2015 Leadership Award Honoree Eliot Coleman

Farmer, Author, Agricultural Researcher, and Educator

In 1973, when homesteaders Helen and Scott Nearing published their seminal book, Living the Good Life, it sparked a quiet but influential revolt against American consumerism. Eliot Coleman was a member of that revolution, trading the clamor of Wall Street for a tranquil vegetable farm in coastal Maine. He was ready to get better acquainted with the land and ready for a self-reliant life.

“Organic farming meant discovery,” says Coleman. “Before I did the farming, I was an adventurer, and trekking into fields unknown in agriculture was no different than climbing an unknown mountain,” he explains. “The world was telling me that I couldn’t go without pesticides and chemicals,” he continues. “And here I was doing it every day.”

Coleman, whose résumé includes stints as a commercial market gardener, the executive director of the International Federation of Organic Agricultural Movements, and an author and lecturer on gardening, is now an authority on innovative farming techniques, especially the ability to grow affordable, local produce year-round. A proud Maine resident, he and his wife, Barbara Damrosch, operate Four Season Farm, an experimental market garden that’s become a national benchmark for sustainable small-scale agriculture.

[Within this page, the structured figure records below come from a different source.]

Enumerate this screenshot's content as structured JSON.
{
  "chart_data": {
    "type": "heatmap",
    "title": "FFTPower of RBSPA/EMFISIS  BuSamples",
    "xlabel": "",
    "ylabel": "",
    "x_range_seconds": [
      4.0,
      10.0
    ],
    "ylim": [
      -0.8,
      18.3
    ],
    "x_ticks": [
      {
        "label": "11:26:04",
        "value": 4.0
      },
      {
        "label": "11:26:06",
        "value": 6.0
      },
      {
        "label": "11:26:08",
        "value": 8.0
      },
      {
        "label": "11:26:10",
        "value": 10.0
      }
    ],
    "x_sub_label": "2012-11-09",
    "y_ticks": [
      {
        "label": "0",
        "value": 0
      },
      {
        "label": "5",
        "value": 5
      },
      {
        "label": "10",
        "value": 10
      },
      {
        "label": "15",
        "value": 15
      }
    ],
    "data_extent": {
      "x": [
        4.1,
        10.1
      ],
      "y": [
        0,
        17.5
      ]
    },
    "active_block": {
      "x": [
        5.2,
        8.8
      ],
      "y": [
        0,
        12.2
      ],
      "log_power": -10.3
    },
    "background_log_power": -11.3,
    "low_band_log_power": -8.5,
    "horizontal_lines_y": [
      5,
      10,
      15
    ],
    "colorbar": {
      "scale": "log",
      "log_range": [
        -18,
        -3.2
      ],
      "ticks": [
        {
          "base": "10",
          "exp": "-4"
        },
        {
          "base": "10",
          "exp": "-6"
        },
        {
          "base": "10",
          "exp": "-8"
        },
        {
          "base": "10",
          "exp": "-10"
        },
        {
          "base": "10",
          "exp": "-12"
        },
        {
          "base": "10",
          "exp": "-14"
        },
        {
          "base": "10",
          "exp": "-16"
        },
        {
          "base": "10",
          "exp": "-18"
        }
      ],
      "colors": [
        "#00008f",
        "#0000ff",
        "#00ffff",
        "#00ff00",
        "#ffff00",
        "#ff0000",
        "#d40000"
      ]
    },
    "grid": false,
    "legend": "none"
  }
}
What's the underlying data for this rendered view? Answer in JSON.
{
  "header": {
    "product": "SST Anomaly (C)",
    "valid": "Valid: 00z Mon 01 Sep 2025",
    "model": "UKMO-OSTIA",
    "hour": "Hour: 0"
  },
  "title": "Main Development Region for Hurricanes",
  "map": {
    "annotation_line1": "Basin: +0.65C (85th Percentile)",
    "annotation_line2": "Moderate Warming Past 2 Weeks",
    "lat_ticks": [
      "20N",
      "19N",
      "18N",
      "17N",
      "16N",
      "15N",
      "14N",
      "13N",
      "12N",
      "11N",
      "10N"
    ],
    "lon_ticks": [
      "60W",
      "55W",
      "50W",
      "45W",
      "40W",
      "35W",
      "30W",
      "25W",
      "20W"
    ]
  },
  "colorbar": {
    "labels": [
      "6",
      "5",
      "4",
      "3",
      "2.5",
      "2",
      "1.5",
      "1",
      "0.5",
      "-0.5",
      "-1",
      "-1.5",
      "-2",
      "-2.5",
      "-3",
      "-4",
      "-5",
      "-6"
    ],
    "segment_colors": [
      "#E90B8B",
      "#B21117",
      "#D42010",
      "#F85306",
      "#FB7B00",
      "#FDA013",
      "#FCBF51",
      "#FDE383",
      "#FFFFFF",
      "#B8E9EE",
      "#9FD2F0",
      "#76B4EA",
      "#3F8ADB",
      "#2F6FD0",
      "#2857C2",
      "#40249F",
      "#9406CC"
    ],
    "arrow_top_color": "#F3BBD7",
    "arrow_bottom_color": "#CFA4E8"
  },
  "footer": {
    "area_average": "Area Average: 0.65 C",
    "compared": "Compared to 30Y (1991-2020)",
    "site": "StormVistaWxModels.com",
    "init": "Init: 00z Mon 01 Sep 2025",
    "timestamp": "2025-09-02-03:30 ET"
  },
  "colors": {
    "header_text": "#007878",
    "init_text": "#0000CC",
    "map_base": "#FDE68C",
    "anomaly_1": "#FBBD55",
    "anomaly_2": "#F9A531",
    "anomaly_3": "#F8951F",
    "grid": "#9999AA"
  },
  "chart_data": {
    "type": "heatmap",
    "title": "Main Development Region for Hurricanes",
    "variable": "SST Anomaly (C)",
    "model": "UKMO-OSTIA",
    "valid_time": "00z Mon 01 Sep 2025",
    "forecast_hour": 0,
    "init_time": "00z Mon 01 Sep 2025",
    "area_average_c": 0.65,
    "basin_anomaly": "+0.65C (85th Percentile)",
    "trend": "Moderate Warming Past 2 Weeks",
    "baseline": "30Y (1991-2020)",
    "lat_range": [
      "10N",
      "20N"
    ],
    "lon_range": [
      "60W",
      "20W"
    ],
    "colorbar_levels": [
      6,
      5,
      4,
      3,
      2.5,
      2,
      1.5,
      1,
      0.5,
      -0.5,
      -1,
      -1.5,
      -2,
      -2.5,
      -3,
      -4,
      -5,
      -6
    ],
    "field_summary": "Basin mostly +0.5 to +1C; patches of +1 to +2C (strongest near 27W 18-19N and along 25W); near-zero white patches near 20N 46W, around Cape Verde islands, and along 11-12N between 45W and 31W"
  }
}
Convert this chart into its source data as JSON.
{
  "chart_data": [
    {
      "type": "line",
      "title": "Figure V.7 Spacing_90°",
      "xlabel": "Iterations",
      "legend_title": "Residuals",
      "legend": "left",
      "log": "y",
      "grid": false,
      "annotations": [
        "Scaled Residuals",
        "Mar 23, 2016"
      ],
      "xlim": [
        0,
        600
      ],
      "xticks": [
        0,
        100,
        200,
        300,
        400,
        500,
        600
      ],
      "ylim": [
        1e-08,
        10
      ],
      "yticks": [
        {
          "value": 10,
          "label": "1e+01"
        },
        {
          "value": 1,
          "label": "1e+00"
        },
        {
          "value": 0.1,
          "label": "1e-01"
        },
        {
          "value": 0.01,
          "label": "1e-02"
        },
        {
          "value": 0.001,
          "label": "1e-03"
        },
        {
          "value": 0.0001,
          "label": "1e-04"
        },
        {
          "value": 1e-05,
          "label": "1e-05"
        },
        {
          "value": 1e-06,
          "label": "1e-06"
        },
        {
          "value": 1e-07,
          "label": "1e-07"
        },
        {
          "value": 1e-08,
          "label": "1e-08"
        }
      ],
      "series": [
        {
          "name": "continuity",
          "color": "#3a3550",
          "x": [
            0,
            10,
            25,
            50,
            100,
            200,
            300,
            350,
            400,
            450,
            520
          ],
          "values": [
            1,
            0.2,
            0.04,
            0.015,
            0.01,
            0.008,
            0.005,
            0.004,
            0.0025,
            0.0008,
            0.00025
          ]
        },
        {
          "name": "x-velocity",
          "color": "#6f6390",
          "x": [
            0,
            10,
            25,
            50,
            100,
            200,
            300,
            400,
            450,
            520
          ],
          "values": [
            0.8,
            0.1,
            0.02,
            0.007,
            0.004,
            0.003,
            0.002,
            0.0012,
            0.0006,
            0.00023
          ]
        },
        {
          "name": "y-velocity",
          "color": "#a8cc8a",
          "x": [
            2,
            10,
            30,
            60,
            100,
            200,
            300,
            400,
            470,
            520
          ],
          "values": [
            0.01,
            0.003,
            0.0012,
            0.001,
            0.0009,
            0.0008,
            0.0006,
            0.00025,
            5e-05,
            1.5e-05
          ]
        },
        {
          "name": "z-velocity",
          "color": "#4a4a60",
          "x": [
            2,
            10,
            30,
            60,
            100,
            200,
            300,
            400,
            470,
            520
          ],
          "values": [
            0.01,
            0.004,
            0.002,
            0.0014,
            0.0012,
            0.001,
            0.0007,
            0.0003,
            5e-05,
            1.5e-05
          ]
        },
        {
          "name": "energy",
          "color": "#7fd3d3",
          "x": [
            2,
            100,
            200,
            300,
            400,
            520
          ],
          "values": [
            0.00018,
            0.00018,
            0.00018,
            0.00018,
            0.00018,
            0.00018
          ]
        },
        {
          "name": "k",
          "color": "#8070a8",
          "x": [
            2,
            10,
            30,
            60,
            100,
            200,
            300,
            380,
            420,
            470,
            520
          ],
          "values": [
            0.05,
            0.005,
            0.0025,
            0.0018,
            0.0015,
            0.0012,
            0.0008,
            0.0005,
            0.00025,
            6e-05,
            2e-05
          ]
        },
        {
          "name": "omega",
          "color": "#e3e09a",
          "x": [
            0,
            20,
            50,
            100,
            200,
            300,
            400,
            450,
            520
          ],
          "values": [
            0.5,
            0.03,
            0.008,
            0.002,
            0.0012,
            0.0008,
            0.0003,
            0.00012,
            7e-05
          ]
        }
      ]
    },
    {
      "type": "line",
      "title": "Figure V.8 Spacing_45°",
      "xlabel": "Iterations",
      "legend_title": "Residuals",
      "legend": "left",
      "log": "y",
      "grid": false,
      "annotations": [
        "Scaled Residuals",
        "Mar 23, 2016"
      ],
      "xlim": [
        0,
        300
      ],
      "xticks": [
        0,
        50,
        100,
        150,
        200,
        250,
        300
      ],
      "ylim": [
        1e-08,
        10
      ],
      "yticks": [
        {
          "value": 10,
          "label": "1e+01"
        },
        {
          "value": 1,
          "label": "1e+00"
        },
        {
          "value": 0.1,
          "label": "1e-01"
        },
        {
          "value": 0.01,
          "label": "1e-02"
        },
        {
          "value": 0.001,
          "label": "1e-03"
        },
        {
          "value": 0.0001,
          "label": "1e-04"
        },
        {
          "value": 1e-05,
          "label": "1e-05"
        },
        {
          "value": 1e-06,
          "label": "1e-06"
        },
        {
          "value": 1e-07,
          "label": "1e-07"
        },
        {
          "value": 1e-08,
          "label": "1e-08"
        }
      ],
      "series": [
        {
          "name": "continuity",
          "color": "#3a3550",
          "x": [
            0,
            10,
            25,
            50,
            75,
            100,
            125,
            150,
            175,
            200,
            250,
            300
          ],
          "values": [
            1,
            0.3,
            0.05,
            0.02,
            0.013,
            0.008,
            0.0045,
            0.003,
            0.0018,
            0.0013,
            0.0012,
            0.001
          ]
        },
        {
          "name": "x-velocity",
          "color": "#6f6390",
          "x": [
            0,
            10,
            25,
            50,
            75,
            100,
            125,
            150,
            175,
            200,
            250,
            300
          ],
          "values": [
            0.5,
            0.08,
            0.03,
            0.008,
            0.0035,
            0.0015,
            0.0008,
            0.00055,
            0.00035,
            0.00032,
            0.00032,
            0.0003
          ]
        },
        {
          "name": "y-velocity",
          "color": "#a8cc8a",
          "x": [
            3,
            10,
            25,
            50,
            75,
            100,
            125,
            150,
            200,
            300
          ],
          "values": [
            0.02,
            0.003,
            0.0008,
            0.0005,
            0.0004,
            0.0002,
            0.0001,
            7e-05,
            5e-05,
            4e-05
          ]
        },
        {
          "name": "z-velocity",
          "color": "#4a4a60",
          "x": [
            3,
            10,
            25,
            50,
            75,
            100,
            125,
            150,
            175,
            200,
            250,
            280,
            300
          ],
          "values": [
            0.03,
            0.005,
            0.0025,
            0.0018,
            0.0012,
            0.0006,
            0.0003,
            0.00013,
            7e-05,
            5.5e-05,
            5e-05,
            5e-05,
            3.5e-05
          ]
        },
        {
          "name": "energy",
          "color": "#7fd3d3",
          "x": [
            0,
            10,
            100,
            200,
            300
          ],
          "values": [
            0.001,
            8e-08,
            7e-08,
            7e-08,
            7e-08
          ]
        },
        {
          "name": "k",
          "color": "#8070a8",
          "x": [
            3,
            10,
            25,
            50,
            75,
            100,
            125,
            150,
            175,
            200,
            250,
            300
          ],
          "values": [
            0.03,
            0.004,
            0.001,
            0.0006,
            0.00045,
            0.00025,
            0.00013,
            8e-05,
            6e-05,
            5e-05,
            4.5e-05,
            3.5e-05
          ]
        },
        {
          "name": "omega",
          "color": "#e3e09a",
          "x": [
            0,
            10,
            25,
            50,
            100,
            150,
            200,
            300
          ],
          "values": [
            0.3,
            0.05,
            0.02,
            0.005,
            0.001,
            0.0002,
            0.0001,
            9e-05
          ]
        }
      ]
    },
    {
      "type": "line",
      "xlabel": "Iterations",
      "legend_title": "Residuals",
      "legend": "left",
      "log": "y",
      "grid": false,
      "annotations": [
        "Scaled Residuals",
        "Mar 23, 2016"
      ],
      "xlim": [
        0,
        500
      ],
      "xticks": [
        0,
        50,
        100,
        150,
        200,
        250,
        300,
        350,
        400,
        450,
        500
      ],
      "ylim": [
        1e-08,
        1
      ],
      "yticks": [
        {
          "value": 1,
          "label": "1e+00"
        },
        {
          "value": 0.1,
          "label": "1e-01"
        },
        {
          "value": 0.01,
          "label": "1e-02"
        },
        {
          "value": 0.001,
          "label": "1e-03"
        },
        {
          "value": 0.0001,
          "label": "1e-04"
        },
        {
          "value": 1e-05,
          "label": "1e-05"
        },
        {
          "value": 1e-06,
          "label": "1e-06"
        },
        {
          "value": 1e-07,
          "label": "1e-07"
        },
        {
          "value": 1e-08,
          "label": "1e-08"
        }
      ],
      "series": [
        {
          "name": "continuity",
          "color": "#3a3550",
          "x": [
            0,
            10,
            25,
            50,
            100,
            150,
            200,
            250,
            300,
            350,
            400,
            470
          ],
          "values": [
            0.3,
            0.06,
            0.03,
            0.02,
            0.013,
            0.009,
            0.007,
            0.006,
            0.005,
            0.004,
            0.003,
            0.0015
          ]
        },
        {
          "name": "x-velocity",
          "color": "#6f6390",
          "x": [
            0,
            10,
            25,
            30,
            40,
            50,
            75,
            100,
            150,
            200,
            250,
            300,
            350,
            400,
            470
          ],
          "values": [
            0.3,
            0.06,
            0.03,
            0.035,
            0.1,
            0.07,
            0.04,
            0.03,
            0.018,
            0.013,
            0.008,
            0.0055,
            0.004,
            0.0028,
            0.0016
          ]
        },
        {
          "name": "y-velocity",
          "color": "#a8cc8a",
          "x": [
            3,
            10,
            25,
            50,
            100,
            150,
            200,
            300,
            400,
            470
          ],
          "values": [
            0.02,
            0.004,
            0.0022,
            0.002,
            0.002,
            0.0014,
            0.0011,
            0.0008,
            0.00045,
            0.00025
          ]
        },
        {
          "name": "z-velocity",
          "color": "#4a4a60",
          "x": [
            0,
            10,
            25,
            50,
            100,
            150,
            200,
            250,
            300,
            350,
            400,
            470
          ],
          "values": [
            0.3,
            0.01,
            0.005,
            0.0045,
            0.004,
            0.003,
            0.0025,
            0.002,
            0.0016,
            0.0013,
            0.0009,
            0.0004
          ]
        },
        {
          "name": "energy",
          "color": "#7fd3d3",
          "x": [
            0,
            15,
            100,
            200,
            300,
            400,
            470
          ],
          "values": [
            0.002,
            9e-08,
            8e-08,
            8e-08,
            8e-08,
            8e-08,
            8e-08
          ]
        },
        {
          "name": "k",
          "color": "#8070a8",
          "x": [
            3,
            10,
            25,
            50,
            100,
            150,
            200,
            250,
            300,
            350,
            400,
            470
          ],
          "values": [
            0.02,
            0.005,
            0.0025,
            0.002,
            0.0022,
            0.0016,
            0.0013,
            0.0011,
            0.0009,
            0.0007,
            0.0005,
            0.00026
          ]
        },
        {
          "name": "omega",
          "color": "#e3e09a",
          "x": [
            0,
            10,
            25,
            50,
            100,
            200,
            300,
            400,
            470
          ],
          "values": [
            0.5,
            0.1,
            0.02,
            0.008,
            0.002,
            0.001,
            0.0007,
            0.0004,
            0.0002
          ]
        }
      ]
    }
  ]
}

He’s also an active member of the Maine Organic Farmers and Gardeners Association.

“The natural world is elegantly designed and doesn’t need to be replaced by human arrogance,” Coleman insists. “Green manures, cover crops, compost-making— these are all free management techniques that just happen to fit into where that world wants to go anyway.”

“Eliot fights for the concepts he believes in, and we don’t have enough of that in a world where the policy around food and farming lags tremendously behind what the public is interested in, what the consumer is demanding, and what we require environmentally,” says Chellie Pingree, a Democrat representing Maine’s 1st Congressional District. A former student of Coleman’s at the College of the Atlantic, Pingree owns a 200-acre farm on the island of North Haven and consults her former professor when she’s considering potential reforms and laws that seek to promote and protect organic farmers.

It’s tempting to view Coleman’s move to Maine 40 years ago as a harbinger for a recent, dramatic shift in the state’s agriculture industry: Maine boasts the fastest-growing community of under-35 farmers in the country. Earlier this year, the University of Maine Cooperative Extension reported a 40 percent increase within that demographic, compared with a 1.5 percent rise at the national level. “Eliot projects a lifestyle that many young people can envision for themselves,” Pingree says.

There’s no doubt that Coleman is keeping an eye on the next generation. He recently secured a Stone Barns Center for Food and Agriculture grant for two University of Maine engineering students, who spent the summer designing equipment for small-scale farmers. Their results will be presented at the Center’s Young Farmers Conference this December. “They have skills that I don’t have,” Coleman says. “But I can provide the inspiration.”